Random shot in the dark but I was driving my old mans Metro a looong time ago now when the head gasket went and f**k loads of steam was coming out of the bonnet.
When my rad went late last year and the symptoms were overheating and steam coming out the engine bay someone suggested a head gasket fail. Basically if your head gasket goes, coolant gets on hot metal and it evapourates as steam, that might be what they meant...
I'd be really interested to hear what someone knowledgeable on here thinks to the explanation that a forked head gasket caused all the oil to be used up. In my one experience of a head gasket going the coolant all escaped and the engine overheated long before the oil would have been burnt up.
Blown head gasket if its gone from the oil way to the combustion chamber can easily use your oil up.
Bit of an extreme example but I was trial fitting a new engine into my nova as I decided to convert from the previous calibra turbo engine to a Saab turbo one, I didnt want to spend money on building a big spec saab engine initially so to make sure it would work I just fitted an old snotter of an engine to use so that I could make all the engine mounts up etc.

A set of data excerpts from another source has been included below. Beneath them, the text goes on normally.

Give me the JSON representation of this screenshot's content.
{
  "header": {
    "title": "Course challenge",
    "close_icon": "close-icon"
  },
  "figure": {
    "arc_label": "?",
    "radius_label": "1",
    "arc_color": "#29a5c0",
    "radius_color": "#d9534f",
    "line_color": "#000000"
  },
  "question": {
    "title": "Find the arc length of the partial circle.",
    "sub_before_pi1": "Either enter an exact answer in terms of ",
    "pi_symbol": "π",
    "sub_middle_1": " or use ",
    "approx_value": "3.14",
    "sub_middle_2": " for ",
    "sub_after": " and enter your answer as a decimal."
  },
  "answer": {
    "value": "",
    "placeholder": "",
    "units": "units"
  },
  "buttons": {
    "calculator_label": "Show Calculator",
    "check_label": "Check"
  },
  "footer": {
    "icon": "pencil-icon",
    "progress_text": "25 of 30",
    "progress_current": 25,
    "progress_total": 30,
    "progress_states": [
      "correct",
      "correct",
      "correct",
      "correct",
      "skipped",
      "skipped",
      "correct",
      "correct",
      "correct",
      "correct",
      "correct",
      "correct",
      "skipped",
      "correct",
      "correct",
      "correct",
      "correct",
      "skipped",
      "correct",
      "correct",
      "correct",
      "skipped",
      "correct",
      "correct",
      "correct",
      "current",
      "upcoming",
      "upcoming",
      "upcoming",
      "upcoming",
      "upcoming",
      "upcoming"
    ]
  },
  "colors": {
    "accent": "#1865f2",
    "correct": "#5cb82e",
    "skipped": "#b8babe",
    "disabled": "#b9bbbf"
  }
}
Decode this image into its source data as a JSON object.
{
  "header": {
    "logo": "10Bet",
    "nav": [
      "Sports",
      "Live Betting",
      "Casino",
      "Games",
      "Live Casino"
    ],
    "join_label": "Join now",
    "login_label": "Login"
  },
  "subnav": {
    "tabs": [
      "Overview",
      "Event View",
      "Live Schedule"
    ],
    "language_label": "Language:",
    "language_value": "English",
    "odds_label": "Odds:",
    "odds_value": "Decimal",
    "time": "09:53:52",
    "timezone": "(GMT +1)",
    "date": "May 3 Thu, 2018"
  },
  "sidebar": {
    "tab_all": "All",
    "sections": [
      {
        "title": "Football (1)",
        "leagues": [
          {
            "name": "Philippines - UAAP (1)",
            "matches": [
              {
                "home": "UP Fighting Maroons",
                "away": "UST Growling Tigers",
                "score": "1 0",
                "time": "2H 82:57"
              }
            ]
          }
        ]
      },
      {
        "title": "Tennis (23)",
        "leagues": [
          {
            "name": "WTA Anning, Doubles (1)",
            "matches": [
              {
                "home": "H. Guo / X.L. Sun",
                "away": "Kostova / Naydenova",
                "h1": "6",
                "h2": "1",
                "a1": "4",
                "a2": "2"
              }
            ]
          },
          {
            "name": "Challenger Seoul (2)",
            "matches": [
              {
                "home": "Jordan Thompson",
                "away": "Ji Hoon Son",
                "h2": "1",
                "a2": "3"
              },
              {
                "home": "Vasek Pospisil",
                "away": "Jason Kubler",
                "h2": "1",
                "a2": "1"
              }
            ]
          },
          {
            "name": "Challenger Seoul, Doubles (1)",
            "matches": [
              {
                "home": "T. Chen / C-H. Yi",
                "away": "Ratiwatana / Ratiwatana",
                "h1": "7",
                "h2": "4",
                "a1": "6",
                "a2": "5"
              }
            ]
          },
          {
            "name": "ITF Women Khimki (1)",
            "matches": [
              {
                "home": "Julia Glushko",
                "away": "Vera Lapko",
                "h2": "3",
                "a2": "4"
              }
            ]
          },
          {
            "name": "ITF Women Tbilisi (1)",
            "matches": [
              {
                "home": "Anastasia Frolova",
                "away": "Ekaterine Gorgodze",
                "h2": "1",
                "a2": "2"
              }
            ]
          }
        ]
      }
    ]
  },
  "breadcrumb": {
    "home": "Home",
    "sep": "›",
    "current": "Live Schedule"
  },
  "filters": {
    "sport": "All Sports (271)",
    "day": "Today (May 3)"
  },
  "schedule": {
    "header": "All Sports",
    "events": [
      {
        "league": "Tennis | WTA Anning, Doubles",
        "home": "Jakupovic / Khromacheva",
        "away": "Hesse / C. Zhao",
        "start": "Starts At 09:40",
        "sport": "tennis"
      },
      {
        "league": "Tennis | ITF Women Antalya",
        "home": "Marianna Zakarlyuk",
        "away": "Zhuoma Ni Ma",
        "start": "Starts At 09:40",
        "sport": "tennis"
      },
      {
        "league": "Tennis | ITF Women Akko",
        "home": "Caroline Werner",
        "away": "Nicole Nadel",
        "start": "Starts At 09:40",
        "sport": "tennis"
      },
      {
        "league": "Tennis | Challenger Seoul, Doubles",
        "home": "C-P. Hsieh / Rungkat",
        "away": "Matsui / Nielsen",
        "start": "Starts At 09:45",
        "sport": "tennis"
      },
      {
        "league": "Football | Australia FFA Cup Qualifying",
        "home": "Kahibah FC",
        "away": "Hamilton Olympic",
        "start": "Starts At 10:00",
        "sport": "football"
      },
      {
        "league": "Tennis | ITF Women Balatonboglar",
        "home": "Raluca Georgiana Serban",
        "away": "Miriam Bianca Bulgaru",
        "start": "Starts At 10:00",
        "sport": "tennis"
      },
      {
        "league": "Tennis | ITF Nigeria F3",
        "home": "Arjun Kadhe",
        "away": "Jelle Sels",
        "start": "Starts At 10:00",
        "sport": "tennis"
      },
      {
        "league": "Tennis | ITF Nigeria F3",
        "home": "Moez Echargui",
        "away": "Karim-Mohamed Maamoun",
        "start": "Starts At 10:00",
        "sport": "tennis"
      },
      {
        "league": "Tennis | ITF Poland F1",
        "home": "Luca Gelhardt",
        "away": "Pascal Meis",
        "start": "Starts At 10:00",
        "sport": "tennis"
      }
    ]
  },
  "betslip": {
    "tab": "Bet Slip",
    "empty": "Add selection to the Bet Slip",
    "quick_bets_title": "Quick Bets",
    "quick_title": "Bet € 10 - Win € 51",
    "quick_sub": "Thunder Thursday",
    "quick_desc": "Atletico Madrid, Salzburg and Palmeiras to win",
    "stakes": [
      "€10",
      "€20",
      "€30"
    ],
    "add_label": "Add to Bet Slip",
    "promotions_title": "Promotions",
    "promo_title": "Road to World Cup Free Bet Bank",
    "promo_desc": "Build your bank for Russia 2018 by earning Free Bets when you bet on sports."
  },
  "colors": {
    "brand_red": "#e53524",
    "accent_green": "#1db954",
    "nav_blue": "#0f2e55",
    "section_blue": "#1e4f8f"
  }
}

And then I figured while it was in there before I took it out and binned to fit a rebuilt one I may as well just fit a massive turbo, and a big set of injectors and crank the boost up on the one thats in it and remap it to see what I could get out of it just for a bit of a laugh really as it was disposable.
Was making probably somewhere in the 450-500bhp region or so with over 2 bar through it from a GT35R turbo when the corroded 20 year old head gasket decided that enough was enough with that sort of pressure in it and it broke through from the combustion chamber to the oilway, didnt lose any water but lost plenty of oil.
If you look really closely in this picture, I think you might just about be able to make out where some of the oil went, lol
The head gasket serves mutliple purposes.
It keeps the coolant and oil seperate, it keeps the oil and combustion chambers seperate, it keeps the water and the combustion chambers seperate, and it keeps the combstion chambers in neighbouring cylinders seperate. You will get TOTALLY different symptoms for the gasket failing between different parts.
If it goes between two chambers for example you wont lose any oil or coolant at all, but will be massive down on power and it will idle like a tractor.